Volle kracht op woensdag
Woensdags staan we wederom in de polder, maar nu met een voltallige bezetting van zes personen. In het begin zijn we zelfs met zeven personen, want we hebben afgesproken met een medewerker van Natuurmonumenten om een hek te openen en samen te kijken hoe we het water het beste kunnen benaderen met de boot.
De eerste plas die we vandaag afvissen staat nog aardig vol met waterplanten e.d. obstakels. We kiezen er dan ook voor om deze alleen elektrisch af te vissen. We vangen in dit water een gevarieerd bestand aan kleine, plantenminnende soorten.

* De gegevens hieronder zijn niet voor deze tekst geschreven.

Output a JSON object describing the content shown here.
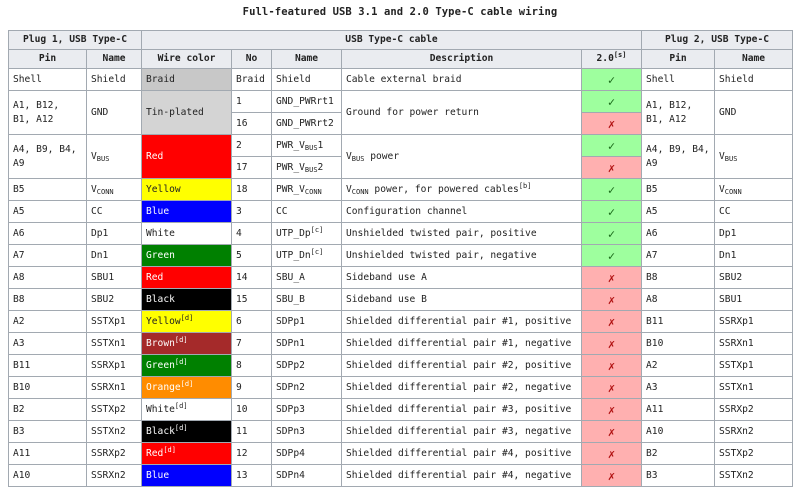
{
  "caption": "Full-featured USB 3.1 and 2.0 Type-C cable wiring",
  "headers": {
    "plug1": "Plug 1, USB Type-C",
    "cable": "USB Type-C cable",
    "plug2": "Plug 2, USB Type-C",
    "pin": "Pin",
    "name": "Name",
    "wire_color": "Wire color",
    "no": "No",
    "description": "Description",
    "usb2": "2.0",
    "usb2_note": "[s]"
  },
  "rows": [
    {
      "pin1": "Shell",
      "name1": "Shield",
      "wire": "Braid",
      "wire_bg": "#c8c8c8",
      "wire_fg": "#222222",
      "wire_note": "",
      "no": "Braid",
      "cname": "Shield",
      "cname_sub": "",
      "cname_note": "",
      "desc": "Cable external braid",
      "desc_sub": "",
      "desc_tail": "",
      "desc_note": "",
      "usb2": "✓",
      "pin2": "Shell",
      "name2": "Shield",
      "name2_sub": ""
    },
    {
      "pin1": "A1, B12, B1, A12",
      "name1": "GND",
      "wire": "Tin-plated",
      "wire_bg": "#d4d4d4",
      "wire_fg": "#222222",
      "wire_note": "",
      "no": "1",
      "cname": "GND_PWRrt1",
      "cname_sub": "",
      "cname_note": "",
      "desc": "Ground for power return",
      "desc_sub": "",
      "desc_tail": "",
      "desc_note": "",
      "usb2": "✓",
      "pin2": "A1, B12, B1, A12",
      "name2": "GND",
      "name2_sub": ""
    },
    {
      "no": "16",
      "cname": "GND_PWRrt2",
      "cname_sub": "",
      "cname_note": "",
      "usb2": "✗"
    },
    {
      "pin1": "A4, B9, B4, A9",
      "name1": "V",
      "name1_sub": "BUS",
      "wire": "Red",
      "wire_bg": "#ff0000",
      "wire_fg": "#ffffff",
      "wire_note": "",
      "no": "2",
      "cname": "PWR_V",
      "cname_sub": "BUS",
      "cname_tail": "1",
      "cname_note": "",
      "desc": "V",
      "desc_sub": "BUS",
      "desc_tail": " power",
      "desc_note": "",
      "usb2": "✓",
      "pin2": "A4, B9, B4, A9",
      "name2": "V",
      "name2_sub": "BUS"
    },
    {
      "no": "17",
      "cname": "PWR_V",
      "cname_sub": "BUS",
      "cname_tail": "2",
      "cname_note": "",
      "usb2": "✗"
    },
    {
      "pin1": "B5",
      "name1": "V",
      "name1_sub": "CONN",
      "wire": "Yellow",
      "wire_bg": "#ffff00",
      "wire_fg": "#222222",
      "wire_note": "",
      "no": "18",
      "cname": "PWR_V",
      "cname_sub": "CONN",
      "cname_tail": "",
      "cname_note": "",
      "desc": "V",
      "desc_sub": "CONN",
      "desc_tail": " power, for powered cables",
      "desc_note": "[b]",
      "usb2": "✓",
      "pin2": "B5",
      "name2": "V",
      "name2_sub": "CONN"
    },
    {
      "pin1": "A5",
      "name1": "CC",
      "wire": "Blue",
      "wire_bg": "#0000ff",
      "wire_fg": "#ffffff",
      "wire_note": "",
      "no": "3",
      "cname": "CC",
      "cname_sub": "",
      "cname_note": "",
      "desc": "Configuration channel",
      "desc_sub": "",
      "desc_tail": "",
      "desc_note": "",
      "usb2": "✓",
      "pin2": "A5",
      "name2": "CC",
      "name2_sub": ""
    },
    {
      "pin1": "A6",
      "name1": "Dp1",
      "wire": "White",
      "wire_bg": "#ffffff",
      "wire_fg": "#222222",
      "wire_note": "",
      "no": "4",
      "cname": "UTP_Dp",
      "cname_sub": "",
      "cname_note": "[c]",
      "desc": "Unshielded twisted pair, positive",
      "desc_sub": "",
      "desc_tail": "",
      "desc_note": "",
      "usb2": "✓",
      "pin2": "A6",
      "name2": "Dp1",
      "name2_sub": ""
    },
    {
      "pin1": "A7",
      "name1": "Dn1",
      "wire": "Green",
      "wire_bg": "#008000",
      "wire_fg": "#ffffff",
      "wire_note": "",
      "no": "5",
      "cname": "UTP_Dn",
      "cname_sub": "",
      "cname_note": "[c]",
      "desc": "Unshielded twisted pair, negative",
      "desc_sub": "",
      "desc_tail": "",
      "desc_note": "",
      "usb2": "✓",
      "pin2": "A7",
      "name2": "Dn1",
      "name2_sub": ""
    },
    {
      "pin1": "A8",
      "name1": "SBU1",
      "wire": "Red",
      "wire_bg": "#ff0000",
      "wire_fg": "#ffffff",
      "wire_note": "",
      "no": "14",
      "cname": "SBU_A",
      "cname_sub": "",
      "cname_note": "",
      "desc": "Sideband use A",
      "desc_sub": "",
      "desc_tail": "",
      "desc_note": "",
      "usb2": "✗",
      "pin2": "B8",
      "name2": "SBU2",
      "name2_sub": ""
    },
    {
      "pin1": "B8",
      "name1": "SBU2",
      "wire": "Black",
      "wire_bg": "#000000",
      "wire_fg": "#ffffff",
      "wire_note": "",
      "no": "15",
      "cname": "SBU_B",
      "cname_sub": "",
      "cname_note": "",
      "desc": "Sideband use B",
      "desc_sub": "",
      "desc_tail": "",
      "desc_note": "",
      "usb2": "✗",
      "pin2": "A8",
      "name2": "SBU1",
      "name2_sub": ""
    },
    {
      "pin1": "A2",
      "name1": "SSTXp1",
      "wire": "Yellow",
      "wire_bg": "#ffff00",
      "wire_fg": "#222222",
      "wire_note": "[d]",
      "no": "6",
      "cname": "SDPp1",
      "cname_sub": "",
      "cname_note": "",
      "desc": "Shielded differential pair #1, positive",
      "desc_sub": "",
      "desc_tail": "",
      "desc_note": "",
      "usb2": "✗",
      "pin2": "B11",
      "name2": "SSRXp1",
      "name2_sub": ""
    },
    {
      "pin1": "A3",
      "name1": "SSTXn1",
      "wire": "Brown",
      "wire_bg": "#a52a2a",
      "wire_fg": "#ffffff",
      "wire_note": "[d]",
      "no": "7",
      "cname": "SDPn1",
      "cname_sub": "",
      "cname_note": "",
      "desc": "Shielded differential pair #1, negative",
      "desc_sub": "",
      "desc_tail": "",
      "desc_note": "",
      "usb2": "✗",
      "pin2": "B10",
      "name2": "SSRXn1",
      "name2_sub": ""
    },
    {
      "pin1": "B11",
      "name1": "SSRXp1",
      "wire": "Green",
      "wire_bg": "#008000",
      "wire_fg": "#ffffff",
      "wire_note": "[d]",
      "no": "8",
      "cname": "SDPp2",
      "cname_sub": "",
      "cname_note": "",
      "desc": "Shielded differential pair #2, positive",
      "desc_sub": "",
      "desc_tail": "",
      "desc_note": "",
      "usb2": "✗",
      "pin2": "A2",
      "name2": "SSTXp1",
      "name2_sub": ""
    },
    {
      "pin1": "B10",
      "name1": "SSRXn1",
      "wire": "Orange",
      "wire_bg": "#ff8c00",
      "wire_fg": "#ffffff",
      "wire_note": "[d]",
      "no": "9",
      "cname": "SDPn2",
      "cname_sub": "",
      "cname_note": "",
      "desc": "Shielded differential pair #2, negative",
      "desc_sub": "",
      "desc_tail": "",
      "desc_note": "",
      "usb2": "✗",
      "pin2": "A3",
      "name2": "SSTXn1",
      "name2_sub": ""
    },
    {
      "pin1": "B2",
      "name1": "SSTXp2",
      "wire": "White",
      "wire_bg": "#ffffff",
      "wire_fg": "#222222",
      "wire_note": "[d]",
      "no": "10",
      "cname": "SDPp3",
      "cname_sub": "",
      "cname_note": "",
      "desc": "Shielded differential pair #3, positive",
      "desc_sub": "",
      "desc_tail": "",
      "desc_note": "",
      "usb2": "✗",
      "pin2": "A11",
      "name2": "SSRXp2",
      "name2_sub": ""
    },
    {
      "pin1": "B3",
      "name1": "SSTXn2",
      "wire": "Black",
      "wire_bg": "#000000",
      "wire_fg": "#ffffff",
      "wire_note": "[d]",
      "no": "11",
      "cname": "SDPn3",
      "cname_sub": "",
      "cname_note": "",
      "desc": "Shielded differential pair #3, negative",
      "desc_sub": "",
      "desc_tail": "",
      "desc_note": "",
      "usb2": "✗",
      "pin2": "A10",
      "name2": "SSRXn2",
      "name2_sub": ""
    },
    {
      "pin1": "A11",
      "name1": "SSRXp2",
      "wire": "Red",
      "wire_bg": "#ff0000",
      "wire_fg": "#ffffff",
      "wire_note": "[d]",
      "no": "12",
      "cname": "SDPp4",
      "cname_sub": "",
      "cname_note": "",
      "desc": "Shielded differential pair #4, positive",
      "desc_sub": "",
      "desc_tail": "",
      "desc_note": "",
      "usb2": "✗",
      "pin2": "B2",
      "name2": "SSTXp2",
      "name2_sub": ""
    },
    {
      "pin1": "A10",
      "name1": "SSRXn2",
      "wire": "Blue",
      "wire_bg": "#0000ff",
      "wire_fg": "#ffffff",
      "wire_note": "",
      "no": "13",
      "cname": "SDPn4",
      "cname_sub": "",
      "cname_note": "",
      "desc": "Shielded differential pair #4, negative",
      "desc_sub": "",
      "desc_tail": "",
      "desc_note": "",
      "usb2": "✗",
      "pin2": "B3",
      "name2": "SSTXn2",
      "name2_sub": ""
    }
  ]
}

Het volgende traject is een plas een stukje verderop, maar om er te komen moeten we wel even traileren. Deze plas is een stuk kaler, dus hier kunnen we starten met een zegentrek. Deze blijkt echter niet gezegend, want
door meerdere takken en obstakels onder water, krijgen de vissen de nodige kansen om te ontsnappen. Een paar grote zeelten (50cm) een snoekje en een vracht blankvoorn en kolblei vormen de vangst. Als we elektrisch de oever uit vissen, vullen we dit nog aan met o.a. baarsjes, bittervoorns en vetjes.
Voor het vervolg moet de boot weer op de trailer en moeten we even een stukje omrijden. Daar treffen we twee trajecten die dicht tegen elkaar liggen en die we dus vrij vlot kunnen bevissen. Het laatste traject, een klein, ondiep plasje, doen we alleen elektrisch. Hier komen echter de eerste karpers van de dag uit, mooie slanke schubkarpers van een flink formaat!

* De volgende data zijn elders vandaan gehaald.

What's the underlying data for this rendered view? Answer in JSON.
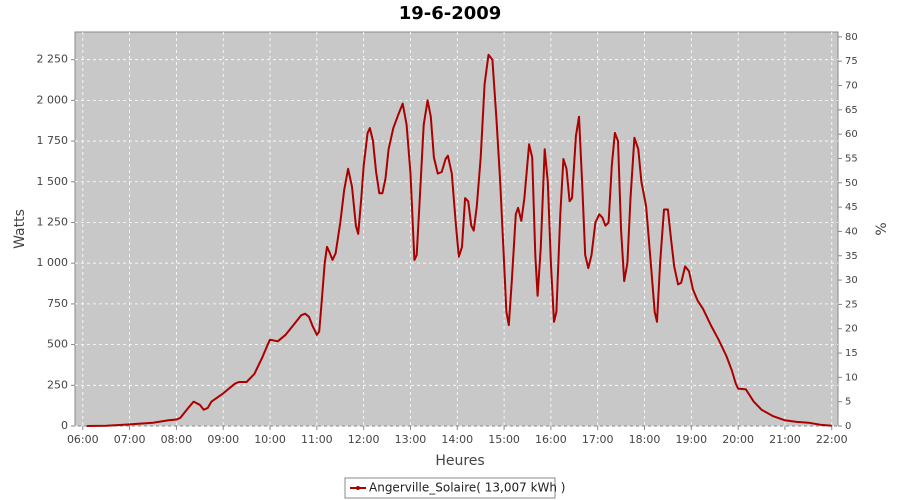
{
  "chart_data": {
    "type": "line",
    "title": "19-6-2009",
    "x_label": "Heures",
    "y_label": "Watts",
    "y2_label": "%",
    "x": [
      "06:05",
      "06:30",
      "07:00",
      "07:30",
      "07:50",
      "08:00",
      "08:05",
      "08:15",
      "08:22",
      "08:30",
      "08:35",
      "08:40",
      "08:45",
      "09:00",
      "09:15",
      "09:20",
      "09:30",
      "09:40",
      "09:50",
      "09:57",
      "10:00",
      "10:10",
      "10:20",
      "10:30",
      "10:40",
      "10:45",
      "10:50",
      "10:55",
      "11:00",
      "11:03",
      "11:06",
      "11:10",
      "11:13",
      "11:16",
      "11:20",
      "11:24",
      "11:30",
      "11:35",
      "11:40",
      "11:45",
      "11:50",
      "11:53",
      "11:57",
      "12:00",
      "12:05",
      "12:08",
      "12:12",
      "12:16",
      "12:20",
      "12:24",
      "12:28",
      "12:32",
      "12:38",
      "12:45",
      "12:50",
      "12:55",
      "13:00",
      "13:05",
      "13:08",
      "13:12",
      "13:17",
      "13:22",
      "13:26",
      "13:30",
      "13:35",
      "13:40",
      "13:45",
      "13:48",
      "13:53",
      "13:58",
      "14:02",
      "14:06",
      "14:10",
      "14:14",
      "14:18",
      "14:21",
      "14:25",
      "14:30",
      "14:35",
      "14:40",
      "14:45",
      "14:50",
      "14:55",
      "15:00",
      "15:03",
      "15:06",
      "15:10",
      "15:15",
      "15:18",
      "15:22",
      "15:26",
      "15:32",
      "15:36",
      "15:40",
      "15:43",
      "15:47",
      "15:52",
      "15:56",
      "16:00",
      "16:04",
      "16:07",
      "16:12",
      "16:16",
      "16:20",
      "16:24",
      "16:27",
      "16:32",
      "16:36",
      "16:40",
      "16:44",
      "16:48",
      "16:52",
      "16:57",
      "17:02",
      "17:06",
      "17:10",
      "17:14",
      "17:18",
      "17:22",
      "17:26",
      "17:30",
      "17:34",
      "17:38",
      "17:42",
      "17:47",
      "17:52",
      "17:56",
      "18:02",
      "18:08",
      "18:13",
      "18:16",
      "18:20",
      "18:25",
      "18:30",
      "18:34",
      "18:38",
      "18:43",
      "18:47",
      "18:52",
      "18:57",
      "19:02",
      "19:08",
      "19:15",
      "19:25",
      "19:35",
      "19:45",
      "19:52",
      "19:57",
      "20:00",
      "20:10",
      "20:20",
      "20:30",
      "20:45",
      "21:00",
      "21:15",
      "21:30",
      "21:45",
      "22:00"
    ],
    "series": [
      {
        "name": "Angerville_Solaire( 13,007 kWh )",
        "color": "#aa0000",
        "values": [
          0,
          2,
          10,
          20,
          35,
          40,
          50,
          110,
          150,
          130,
          100,
          110,
          150,
          200,
          260,
          270,
          270,
          320,
          420,
          500,
          530,
          520,
          560,
          620,
          680,
          690,
          670,
          610,
          560,
          580,
          750,
          1000,
          1100,
          1070,
          1020,
          1060,
          1250,
          1450,
          1580,
          1470,
          1230,
          1180,
          1400,
          1600,
          1800,
          1830,
          1750,
          1560,
          1430,
          1430,
          1520,
          1700,
          1830,
          1920,
          1980,
          1850,
          1550,
          1020,
          1050,
          1400,
          1850,
          2000,
          1900,
          1650,
          1550,
          1560,
          1640,
          1660,
          1550,
          1250,
          1040,
          1100,
          1400,
          1380,
          1230,
          1200,
          1350,
          1650,
          2100,
          2280,
          2250,
          1900,
          1500,
          1000,
          700,
          620,
          900,
          1300,
          1340,
          1260,
          1400,
          1730,
          1650,
          1050,
          800,
          1100,
          1700,
          1500,
          1000,
          640,
          700,
          1300,
          1640,
          1580,
          1380,
          1400,
          1780,
          1900,
          1500,
          1050,
          970,
          1050,
          1250,
          1300,
          1280,
          1230,
          1250,
          1600,
          1800,
          1750,
          1200,
          890,
          1000,
          1400,
          1770,
          1700,
          1500,
          1350,
          1000,
          700,
          640,
          1000,
          1330,
          1330,
          1150,
          980,
          870,
          880,
          980,
          950,
          840,
          770,
          720,
          620,
          530,
          430,
          340,
          260,
          230,
          225,
          150,
          100,
          60,
          35,
          25,
          20,
          8,
          2
        ]
      }
    ],
    "xlim": [
      "05:50",
      "22:08"
    ],
    "xticks": [
      "06:00",
      "07:00",
      "08:00",
      "09:00",
      "10:00",
      "11:00",
      "12:00",
      "13:00",
      "14:00",
      "15:00",
      "16:00",
      "17:00",
      "18:00",
      "19:00",
      "20:00",
      "21:00",
      "22:00"
    ],
    "ylim": [
      0,
      2420
    ],
    "yticks": [
      0,
      250,
      500,
      750,
      {
        "value": 1000,
        "label": "1 000"
      },
      {
        "value": 1250,
        "label": "1 250"
      },
      {
        "value": 1500,
        "label": "1 500"
      },
      {
        "value": 1750,
        "label": "1 750"
      },
      {
        "value": 2000,
        "label": "2 000"
      },
      {
        "value": 2250,
        "label": "2 250"
      }
    ],
    "y2lim": [
      0,
      81
    ],
    "y2ticks": [
      0,
      5,
      10,
      15,
      20,
      25,
      30,
      35,
      40,
      45,
      50,
      55,
      60,
      65,
      70,
      75,
      80
    ],
    "grid": true,
    "plot_background": "#c8c8c8",
    "legend": "bottom"
  }
}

Modderworstelen met vrouwelijk schoon
We zitten nog maar net in de auto, op weg naar de gehaktbal, of ik krijg een belletje van kantoor met de vraag of we nog een klusje kunnen klaren vandaag. Het blijkt dat er door de aanhoudende droogte weer ergens vissen in nood zijn, dit keer in Deventer. Na een vlotte hap gaan Hans en Chris met mij mee naar Deventer. Hier worden we verwelkomd door pers, omwonenden (met Jägermeister..) en heel veel toeschouwers. En niet te vergeten de nodige vissen, die al met de rug boven water zwemmen.
We besluiten om een snelle trek met een grove zegen te doen, in de hoop dat we daarmee het gros van de grote vis in elk geval kunnen redden. Gebaggerd blijkt er al een tijd niet te zijn, waardoor we tot de knieën door de bagger moeten baggeren om de zegen langs takken en dergelijke obstakels te sturen. Eenmaal aan de overkant blijkt dat we gelukkig heel wat vis in de kuil hebben gekregen. Deze moet er nu echter heel snel uit, om in kuipen te worden overgeplaatst naar een diepere kolk. De meeste omstanders blijken echter bang om vies te worden. Blij verrast zijn we dan ook als de wonderschone Julia de modder induikt om te helpen. Een flinke modderworsteling later zitten alle vissen in de kuipen en ga ik met Julia en haar vader onderweg naar de nabijgelegen kolk om de vis daar uit te zetten. Hans en Chris maken het materiaal vast schoon en gereed om in te laden, want ondertussen is de duisternis ingevallen. Moei, heel smerig, maar voldaan keren we rond een uur of acht huiswaarts.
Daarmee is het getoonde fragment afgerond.